Zu einem gemeinsamen Frühstück mit dem Wahlkreiskandidaten der Union für die Bundestagswahl am 24. September, Oswin Veith MdB, konnte die Vorsitzende der Wetterauer Frauen Union, Jutta Heck kürzlich rund 70 Gäste im Restaurant Ducky's in Bad Nauheim begrüßen, u.a. auch die Kreisvorsitzende der Wetterauer CDU Lucia Puttrich, Staatsministerin für Bundes- und Europaangelegenheiten sowie den Vorsitzenden des CDU-Stadtverbandes Alexander von Bischoffshausen.

„Seit vier Jahren befasst sich Oswin Veith, der u.a. auch Präsident des Reservistenverbandes der Deutschen Bundeswehr ist, mit dem Thema Innere Sicherheit im Innen- und Verteidigungsausschuss des Deutschen Bundestages in Berlin und hat es zu seinem Hauptanliegen gemacht", so Heck in ihrer Begrüßungsrede. „So lautet konsequenterweise sein Wahlkampfslogan: Mit Sicherheit – Oswin Veith“.

Justizministerin Eva Kühne-Hörmann gelte mittlerweile als Top-Expertin für das Thema „Innere Sicherheit“. Die Bild-Zeitung habe sie vor zwei Jahren sogar als eine Frau mit Weitblick bezeichnet, so Heck. Sie sei die erste Justizministerin gewesen, die bereits vor der Flüchtlingswelle ein Verbot der Dschihad-Reisen forderte.
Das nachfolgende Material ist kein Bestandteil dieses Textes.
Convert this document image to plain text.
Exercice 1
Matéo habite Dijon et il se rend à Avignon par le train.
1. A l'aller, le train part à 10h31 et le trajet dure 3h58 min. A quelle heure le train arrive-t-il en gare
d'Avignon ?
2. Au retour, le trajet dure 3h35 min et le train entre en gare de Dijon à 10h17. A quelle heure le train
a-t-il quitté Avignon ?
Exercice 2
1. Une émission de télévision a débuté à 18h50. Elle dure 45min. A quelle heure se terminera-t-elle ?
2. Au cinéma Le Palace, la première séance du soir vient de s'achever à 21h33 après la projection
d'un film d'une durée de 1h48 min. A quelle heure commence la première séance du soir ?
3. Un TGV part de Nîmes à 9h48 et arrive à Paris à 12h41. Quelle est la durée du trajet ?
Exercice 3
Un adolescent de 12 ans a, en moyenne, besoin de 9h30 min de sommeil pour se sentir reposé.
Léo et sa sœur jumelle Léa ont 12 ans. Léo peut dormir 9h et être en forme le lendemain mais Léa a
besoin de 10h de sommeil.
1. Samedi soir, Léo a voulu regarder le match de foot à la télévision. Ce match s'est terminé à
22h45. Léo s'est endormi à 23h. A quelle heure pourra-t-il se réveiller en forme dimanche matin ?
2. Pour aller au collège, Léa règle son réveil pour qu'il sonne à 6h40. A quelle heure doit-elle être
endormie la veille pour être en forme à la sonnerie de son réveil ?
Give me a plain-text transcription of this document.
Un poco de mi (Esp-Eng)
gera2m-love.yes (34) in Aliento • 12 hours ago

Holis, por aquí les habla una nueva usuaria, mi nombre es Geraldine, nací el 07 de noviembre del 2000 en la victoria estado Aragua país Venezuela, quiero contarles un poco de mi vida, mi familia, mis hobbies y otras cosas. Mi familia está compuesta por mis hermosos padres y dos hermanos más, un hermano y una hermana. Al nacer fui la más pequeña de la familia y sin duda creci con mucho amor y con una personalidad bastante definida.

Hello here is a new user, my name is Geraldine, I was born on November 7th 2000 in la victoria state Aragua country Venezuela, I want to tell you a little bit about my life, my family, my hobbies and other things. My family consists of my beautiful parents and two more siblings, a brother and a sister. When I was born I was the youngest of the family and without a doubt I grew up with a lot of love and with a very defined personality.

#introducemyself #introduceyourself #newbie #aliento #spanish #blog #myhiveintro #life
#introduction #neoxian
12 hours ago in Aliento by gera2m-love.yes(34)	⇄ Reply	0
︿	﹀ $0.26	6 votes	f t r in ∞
In ihrer Rede beleuchtete Kühne-Hörmann Hintergründe und lieferte zahlreiche Argumente, weshalb sie sich beispielsweise für Videoüberwachung, Vorratsdaten-speicherung, den Kampf gegen Internetkriminalität sowie den Schutz vor Stalkern und die Anwendung von elektronischen Fußfesseln einsetze. Ferner sei sie der Überzeugung, dass Radikalisierung bereits am Bildschirm (Cyber-Dschihad) und nicht in den Moscheen erfolge. „Wir brauchen einen starken Staat, der sich auch als solcher präsentiert“, ist sie der festen Überzeugung und konstatierte: „Innere Sicherheit ist kein Selbstläufer.“

Oswin Veith pflichtete der hessischen Justizministerin bei und dankte ihr für ihr Bestreben das Land auf Bundesebene sicherer zu machen. Als Befürworter der Vorratsdatenspeicherung erläuterte er anschaulich, was die von vielen als kritisch erachtete Vorratsdatenspeicherung überhaupt bedeute. Letztlich gehe es darum, Daten, die ohnehin schon gespeichert seien, über einen längeren Zeitraum aufzubewahren. Denn jeder, der sich im Internet bewege oder ein Smartphone nutze, hinterlasse Spuren im World Wide Web.

Veith plädierte zudem für einen vermehrten Einsatz von Bundespolizisten, eine bessere Ausstattung der Sicherheitskräfte und Soldaten sowie einen besseren Schutz von Polizisten und Rettungskräften. Darüber hinaus ging er auf die Bekämpfung von Kriminalität und Terrorismus, wie z.B. durch ein härteres Vorgehen gegen Banden- und Schleuserkriminalität sowie Menschenhandel, ein. Auch eine schnellere Bearbeitung von Asylanträgen und Ausweisung von straffällig gewordenen Ausländern und nicht asylberechtigten Personen sei notwendig. „Politik muss verlässlich bleiben – auch in den kommenden Jahren“; sagte er im Hinblick auf die bevorstehende Bundestagswahl abschließend.

Staatsministerin Puttrich ist die Innere Sicherheit ebenfalls ein großes Anliegen und sie bedankte sich bei den beiden Rednern für ihren Einsatz und die Hartnäckigkeit, mit der sie an dem Thema Sicherheit arbeiten.